The writer makes her first film as a director with the masterful “Une famille”, a documentary in which she confronts certain relatives with her past and her writings, and in particular with the incest suffered at the hands of her father during her adolescence. A shocking and harsh film, but which also lets in a beautiful light.
Twenty-five years after the release of his first book, Incest, in which she recounted the rapes committed by her father when she was a teenager, Christine Angot returns, this time, to the cinema, with a work of unprecedented form and incredible power, where – helped by the experienced cinematographer Caroline Champetier and a camera – she will ask several of those close to her for explanations about this crime which has irrigated her work for a quarter of a century. Meeting in Paris with the author.
franceinfo: You had the idea for this film during a promotional tour for your book The journey to the East in 2021. Was this decided a bit at the last moment?
Christine Angot: No, not really… It was when I was finishing the last corrections to the book that I received a phone call from my publisher telling me that I was invited for the literary season, two months later, to signatures in Mulhouse, Nancy and Strasbourg. In other words the East, and Strasbourg the city of my father. And I know that I take out this book which is very precise and goes quite far, and I say to myself that it would be good if there was a camera with me, in case something happened. In case the dream of seeing my half-brother and half-sister again comes true.
When we see you, in your hotel room at the beginning of the film, looking at the route to find your father’s house, is that something both thoughtful and a little improvised?
Absolutely, and it’s all a surprise actually.

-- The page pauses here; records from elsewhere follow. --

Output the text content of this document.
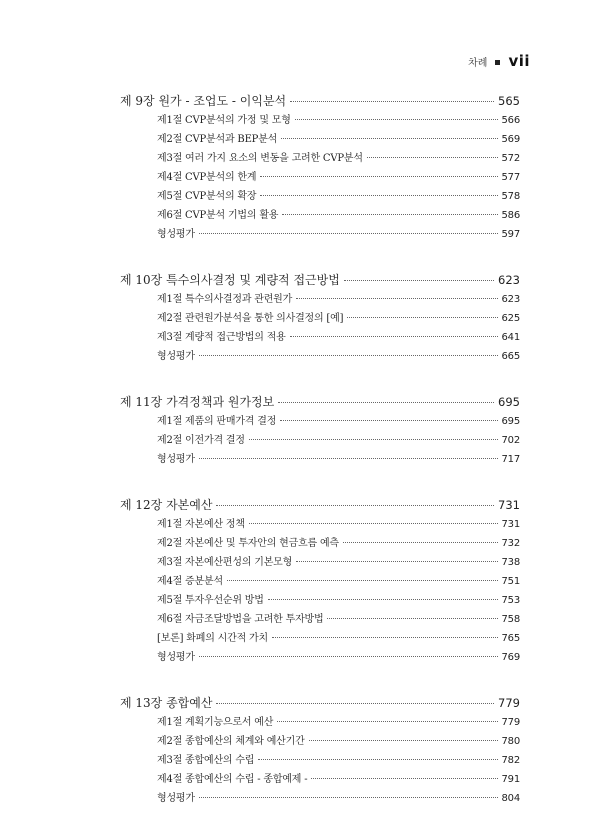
차례 vii
제 9장 원가 - 조업도 - 이익분석	565
제1절 CVP분석의 가정 및 모형	566
제2절 CVP분석과 BEP분석	569
제3절 여러 가지 요소의 변동을 고려한 CVP분석	572
제4절 CVP분석의 한계	577
제5절 CVP분석의 확장	578
제6절 CVP분석 기법의 활용	586
형성평가	597
제 10장 특수의사결정 및 계량적 접근방법	623
제1절 특수의사결정과 관련원가	623
제2절 관련원가분석을 통한 의사결정의 [예]	625
제3절 계량적 접근방법의 적용	641
형성평가	665
제 11장 가격정책과 원가정보	695
제1절 제품의 판매가격 결정	695
제2절 이전가격 결정	702
형성평가	717
제 12장 자본예산	731
제1절 자본예산 정책	731
제2절 자본예산 및 투자안의 현금흐름 예측	732
제3절 자본예산편성의 기본모형	738
제4절 증분분석	751
제5절 투자우선순위 방법	753
제6절 자금조달방법을 고려한 투자방법	758
[보론] 화폐의 시간적 가치	765
형성평가	769
제 13장 종합예산	779
제1절 계획기능으로서 예산	779
제2절 종합예산의 체계와 예산기간	780
제3절 종합예산의 수립	782
제4절 종합예산의 수립 - 종합예제 -	791
형성평가	804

The only thing that is planned is that there is someone, with me, who will see the same thing as me: a building facade, a street, a cloud above this house in which he lived my father until his death and where his widow still lives. It has to be filmable, there has to be another dimension, and not just me and the things that were experienced, that’s not possible. We need a third dimension that records, allows us to know, and shows, to others.
What follows is this incredible scene where you ring the doorbell at your father’s widow’s house: she opens the door, but wants to close the door when she sees the camera. And you force your way…

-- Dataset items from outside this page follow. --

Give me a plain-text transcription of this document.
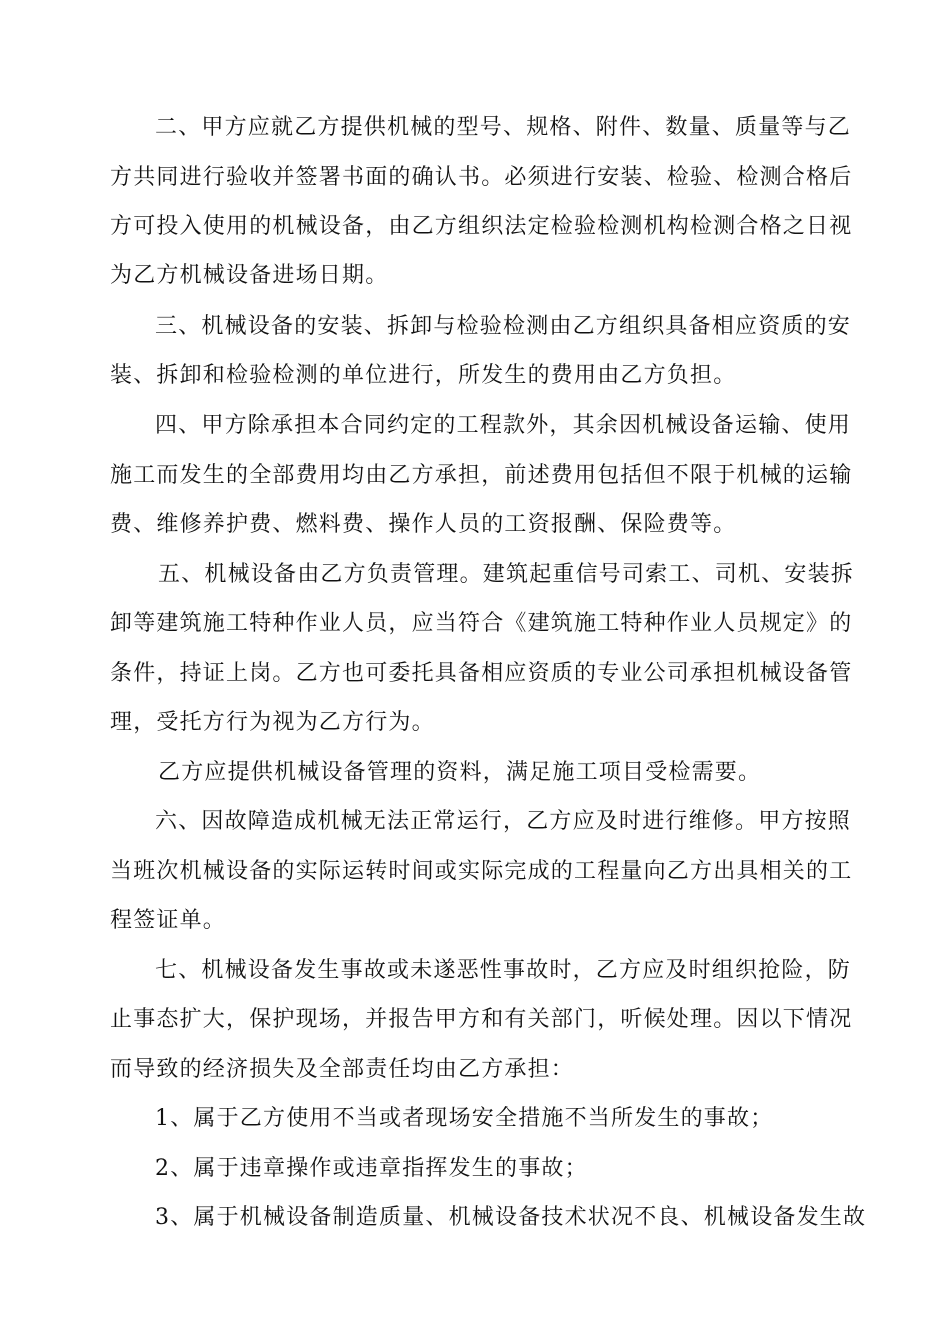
二、甲方应就乙方提供机械的型号、规格、附件、数量、质量等与乙
方共同进行验收并签署书面的确认书。必须进行安装、检验、检测合格后
方可投入使用的机械设备，由乙方组织法定检验检测机构检测合格之日视
为乙方机械设备进场日期。
三、机械设备的安装、拆卸与检验检测由乙方组织具备相应资质的安
装、拆卸和检验检测的单位进行，所发生的费用由乙方负担。
四、甲方除承担本合同约定的工程款外，其余因机械设备运输、使用
施工而发生的全部费用均由乙方承担，前述费用包括但不限于机械的运输
费、维修养护费、燃料费、操作人员的工资报酬、保险费等。
五、机械设备由乙方负责管理。建筑起重信号司索工、司机、安装拆
卸等建筑施工特种作业人员，应当符合《建筑施工特种作业人员规定》的
条件，持证上岗。乙方也可委托具备相应资质的专业公司承担机械设备管
理，受托方行为视为乙方行为。
乙方应提供机械设备管理的资料，满足施工项目受检需要。
六、因故障造成机械无法正常运行，乙方应及时进行维修。甲方按照
当班次机械设备的实际运转时间或实际完成的工程量向乙方出具相关的工
程签证单。
七、机械设备发生事故或未遂恶性事故时，乙方应及时组织抢险，防
止事态扩大，保护现场，并报告甲方和有关部门，听候处理。因以下情况
而导致的经济损失及全部责任均由乙方承担：
1、属于乙方使用不当或者现场安全措施不当所发生的事故；
2、属于违章操作或违章指挥发生的事故；
3、属于机械设备制造质量、机械设备技术状况不良、机械设备发生故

I don’t dare ring the bell at first, because I’m afraid of being rejected once again by this family, when I’m in need of a word from them. But she opens it for me, I’m super happy, I go up and she closes it when she sees the people with me. And it’s not possible, it’s not possible (she raises her voice – Editor’s note) let it close again. So that implies, when we are really determined and others want to evade their obligation to speak, a form of violence. But what is violent? Isn’t it rather this stubborn silence, for decades, on this question?
What’s also quite terrible is that when you confront this ex-mother-in-law or your own mother, you are still very alone. They show no empathy, they bring everything back to themselves, basically, you annoy them with your stories and your books…
I don’t have a problem with them bringing everything back to her. But what interests me is to know what this story means to them. How do these people cope, what is the film they have in their head on this subject, what is the story they tell themselves? This is what I am looking for, what I am asking for, to understand precisely this famous silence, what it is made of.
And that’s what the cinema tool allows: to seek out this form of truth?
Yes, that’s what I thought. Then so that there is a word that is as complete and complex as possible, and that we don’t just look at the person who was the victim of incest, that we also look at the people around. Why should we focus on the victim, is she the only one in the story? No, there is the father. He is dead, of course, but is still very present, was very protected for a long time, and his family obviously continues to watch over his memory. So there is in itself no reason not to speak with these people who are also affected.
Other scenes, with your ex-husband Claude or your daughter Léonore, are very beautiful and more peaceful, tending towards a sort of reconciliation, appeasement. Did you experience them like that?
The scene with Claude could be universal, since having lived for many years with someone and no longer living with that person, and the idea of the things we could say to each other is common to many people. Who chose to love each other, live together, have a child together. It’s indescribable, it’s so deep. And there, talking about it, allowing ourselves to talk about what has been experienced, talking about ourselves, it happens. And that’s all that can touch a lot of people, I think.